Re: run command on all nodes

From: MacMullan, Hugh <no email>
Date: Wed, 4 Jun 2014 11:18:17 +0000

 There is 'parallel-ssh' (and parallel-scp). I believe that's part of the public StarCluster images. Good stuff!


On Jun 4, 2014, at 3:27, "Jacob Barhak" <<>> wrote:

Hi Cedar,

There is no direct command I know of. However, there are several simple workarounds.

1. You can certainly qsub - however you do not know which node will run the command unless you specify it using modifiers, so this is probably not what you need.
2. You can use sshmaster and sshnode from your PC to run the command. you can write a simple batch script in either windows or Linux environment to run through the nodes and execute this command for each node. I tried this in the past.
3. You can write a bash script that you can put on the master and that loops doing ssh node with the command you want - you can use & to run this command on each node in parallel to save time. I have not tried this - yet it seems easy enough.
4. You can write a starcluster plugin that will run the command automatically for you for each node. Note, however, that there are already many plugins ready and there might be a plugin that does what you want. For example, there is a plugin that will pip install a python library for you on certain nodes or NFS mount for you. I am using these two plugins.

I agree that a starcluster command such as sshall starcluster that submits a shell command to all nodes in parallel would be helpful.
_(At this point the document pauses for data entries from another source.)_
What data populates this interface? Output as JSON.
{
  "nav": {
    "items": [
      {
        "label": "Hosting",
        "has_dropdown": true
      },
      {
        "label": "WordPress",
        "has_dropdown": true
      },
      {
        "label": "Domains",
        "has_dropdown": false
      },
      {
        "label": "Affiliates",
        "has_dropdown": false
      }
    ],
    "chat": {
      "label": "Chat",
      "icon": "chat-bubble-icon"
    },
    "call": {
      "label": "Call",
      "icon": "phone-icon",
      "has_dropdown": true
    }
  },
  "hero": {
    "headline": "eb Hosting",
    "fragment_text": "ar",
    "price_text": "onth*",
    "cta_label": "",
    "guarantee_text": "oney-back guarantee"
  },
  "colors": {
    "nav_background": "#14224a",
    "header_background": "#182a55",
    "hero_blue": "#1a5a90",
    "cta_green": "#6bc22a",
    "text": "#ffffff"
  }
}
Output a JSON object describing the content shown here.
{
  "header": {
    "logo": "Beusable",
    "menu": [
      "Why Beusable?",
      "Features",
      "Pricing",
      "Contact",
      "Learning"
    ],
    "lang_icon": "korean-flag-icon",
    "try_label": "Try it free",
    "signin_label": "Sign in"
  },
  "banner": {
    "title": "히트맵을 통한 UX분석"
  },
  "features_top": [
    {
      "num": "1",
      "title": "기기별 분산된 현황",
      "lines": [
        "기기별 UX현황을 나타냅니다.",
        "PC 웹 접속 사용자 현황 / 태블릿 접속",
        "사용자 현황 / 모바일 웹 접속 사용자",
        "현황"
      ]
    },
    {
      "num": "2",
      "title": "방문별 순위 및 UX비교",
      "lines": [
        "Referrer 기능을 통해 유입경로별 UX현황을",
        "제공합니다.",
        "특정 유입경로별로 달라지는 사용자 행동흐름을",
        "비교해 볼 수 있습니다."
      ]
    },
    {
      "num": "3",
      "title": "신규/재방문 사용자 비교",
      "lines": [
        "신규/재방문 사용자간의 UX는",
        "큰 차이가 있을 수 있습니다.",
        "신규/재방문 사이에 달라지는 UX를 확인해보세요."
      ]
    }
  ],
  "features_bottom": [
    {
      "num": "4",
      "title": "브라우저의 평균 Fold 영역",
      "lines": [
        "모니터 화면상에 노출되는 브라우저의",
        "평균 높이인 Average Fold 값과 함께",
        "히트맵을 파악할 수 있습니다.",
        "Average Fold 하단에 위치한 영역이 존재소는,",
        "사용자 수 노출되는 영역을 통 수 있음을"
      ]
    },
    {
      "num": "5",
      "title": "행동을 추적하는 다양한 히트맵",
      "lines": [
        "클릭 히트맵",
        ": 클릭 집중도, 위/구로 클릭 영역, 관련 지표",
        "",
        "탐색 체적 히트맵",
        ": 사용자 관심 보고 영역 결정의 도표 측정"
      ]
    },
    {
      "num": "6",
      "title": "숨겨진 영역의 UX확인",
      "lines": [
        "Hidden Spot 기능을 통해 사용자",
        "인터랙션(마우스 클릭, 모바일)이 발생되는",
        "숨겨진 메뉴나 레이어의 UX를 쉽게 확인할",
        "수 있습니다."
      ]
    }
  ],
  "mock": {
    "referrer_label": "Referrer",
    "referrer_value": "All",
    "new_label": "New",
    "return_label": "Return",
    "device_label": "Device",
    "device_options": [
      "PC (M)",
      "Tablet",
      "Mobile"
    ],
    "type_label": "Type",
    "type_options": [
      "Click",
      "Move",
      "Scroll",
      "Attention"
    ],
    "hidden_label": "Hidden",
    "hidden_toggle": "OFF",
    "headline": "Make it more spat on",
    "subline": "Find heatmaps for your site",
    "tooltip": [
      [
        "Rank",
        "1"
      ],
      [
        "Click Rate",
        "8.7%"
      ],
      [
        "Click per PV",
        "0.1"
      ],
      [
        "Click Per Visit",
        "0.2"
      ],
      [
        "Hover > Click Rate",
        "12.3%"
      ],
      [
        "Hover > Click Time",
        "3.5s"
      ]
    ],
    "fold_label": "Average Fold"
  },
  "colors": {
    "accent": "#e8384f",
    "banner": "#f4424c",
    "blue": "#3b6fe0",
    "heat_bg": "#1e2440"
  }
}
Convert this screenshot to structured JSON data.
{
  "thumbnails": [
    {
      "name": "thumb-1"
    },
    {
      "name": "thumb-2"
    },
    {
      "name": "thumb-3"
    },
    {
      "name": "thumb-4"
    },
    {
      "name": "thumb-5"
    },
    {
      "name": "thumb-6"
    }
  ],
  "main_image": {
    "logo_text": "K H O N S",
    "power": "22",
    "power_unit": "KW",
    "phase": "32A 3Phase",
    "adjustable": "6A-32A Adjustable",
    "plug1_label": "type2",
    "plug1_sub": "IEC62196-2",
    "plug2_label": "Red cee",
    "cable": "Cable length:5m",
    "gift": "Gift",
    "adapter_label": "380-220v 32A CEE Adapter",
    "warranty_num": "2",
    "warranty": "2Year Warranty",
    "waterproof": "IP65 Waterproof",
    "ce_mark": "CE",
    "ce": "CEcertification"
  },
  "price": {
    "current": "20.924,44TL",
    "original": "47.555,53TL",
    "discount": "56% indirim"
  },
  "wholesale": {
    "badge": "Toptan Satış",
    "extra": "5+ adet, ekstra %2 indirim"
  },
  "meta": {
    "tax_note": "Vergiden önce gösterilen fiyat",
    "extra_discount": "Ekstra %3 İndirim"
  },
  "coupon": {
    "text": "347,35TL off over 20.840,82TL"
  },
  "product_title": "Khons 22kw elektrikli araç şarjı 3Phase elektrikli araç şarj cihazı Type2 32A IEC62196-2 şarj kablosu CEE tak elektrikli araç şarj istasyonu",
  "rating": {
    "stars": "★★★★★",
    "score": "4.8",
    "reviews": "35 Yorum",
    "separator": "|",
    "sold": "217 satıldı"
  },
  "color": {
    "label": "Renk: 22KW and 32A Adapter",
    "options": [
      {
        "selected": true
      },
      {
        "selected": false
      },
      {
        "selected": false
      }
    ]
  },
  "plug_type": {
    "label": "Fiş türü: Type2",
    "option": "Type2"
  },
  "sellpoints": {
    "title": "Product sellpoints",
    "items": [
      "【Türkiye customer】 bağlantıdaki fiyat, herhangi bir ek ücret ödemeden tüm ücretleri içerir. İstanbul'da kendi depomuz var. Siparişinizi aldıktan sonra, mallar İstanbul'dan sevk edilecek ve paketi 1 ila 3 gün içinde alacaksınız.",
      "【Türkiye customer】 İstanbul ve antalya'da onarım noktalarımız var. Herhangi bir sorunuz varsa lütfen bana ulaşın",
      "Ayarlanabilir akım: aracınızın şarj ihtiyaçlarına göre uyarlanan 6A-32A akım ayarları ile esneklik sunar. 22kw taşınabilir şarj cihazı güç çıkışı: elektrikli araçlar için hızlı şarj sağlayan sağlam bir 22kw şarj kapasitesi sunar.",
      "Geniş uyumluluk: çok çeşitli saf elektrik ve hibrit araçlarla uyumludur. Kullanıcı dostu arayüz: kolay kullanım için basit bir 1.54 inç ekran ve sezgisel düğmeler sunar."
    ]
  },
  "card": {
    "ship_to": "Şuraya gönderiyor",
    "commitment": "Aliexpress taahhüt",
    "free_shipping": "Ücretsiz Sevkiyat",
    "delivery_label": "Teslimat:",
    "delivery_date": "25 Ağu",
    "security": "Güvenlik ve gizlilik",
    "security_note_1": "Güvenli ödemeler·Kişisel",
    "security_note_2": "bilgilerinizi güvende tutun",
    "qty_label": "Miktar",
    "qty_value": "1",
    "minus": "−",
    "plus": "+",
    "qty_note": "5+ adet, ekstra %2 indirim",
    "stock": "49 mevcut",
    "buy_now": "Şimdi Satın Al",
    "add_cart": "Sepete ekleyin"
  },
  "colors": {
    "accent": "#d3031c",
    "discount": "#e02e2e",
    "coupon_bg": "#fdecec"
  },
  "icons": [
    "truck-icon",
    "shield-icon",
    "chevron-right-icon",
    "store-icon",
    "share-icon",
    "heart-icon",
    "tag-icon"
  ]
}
However, I do not know of such functionality.

I hope you find those workarounds helpful.


On Tue, Jun 3, 2014 at 5:56 PM, Cedar McKay <<>> wrote:
What is the easiest way to run terminal commands on each and every node? I can qsub a command as many times as I have hosts, but (perhaps if nodes are busy) nodeX could run the command multiple times, and nodeY not at all.

Our local cluster has something that works like this:

$ rocks run host compute "COMMAND"

That runs COMMAND on every "compute" host.

I'm sort of surprised this functionality isn't totally standard (or is it?) on all clusters. I have gotten tmux going, but it seems both over-complicated, and a bit fragile. Plus, will it scale to a 100 node cluster? Any tips?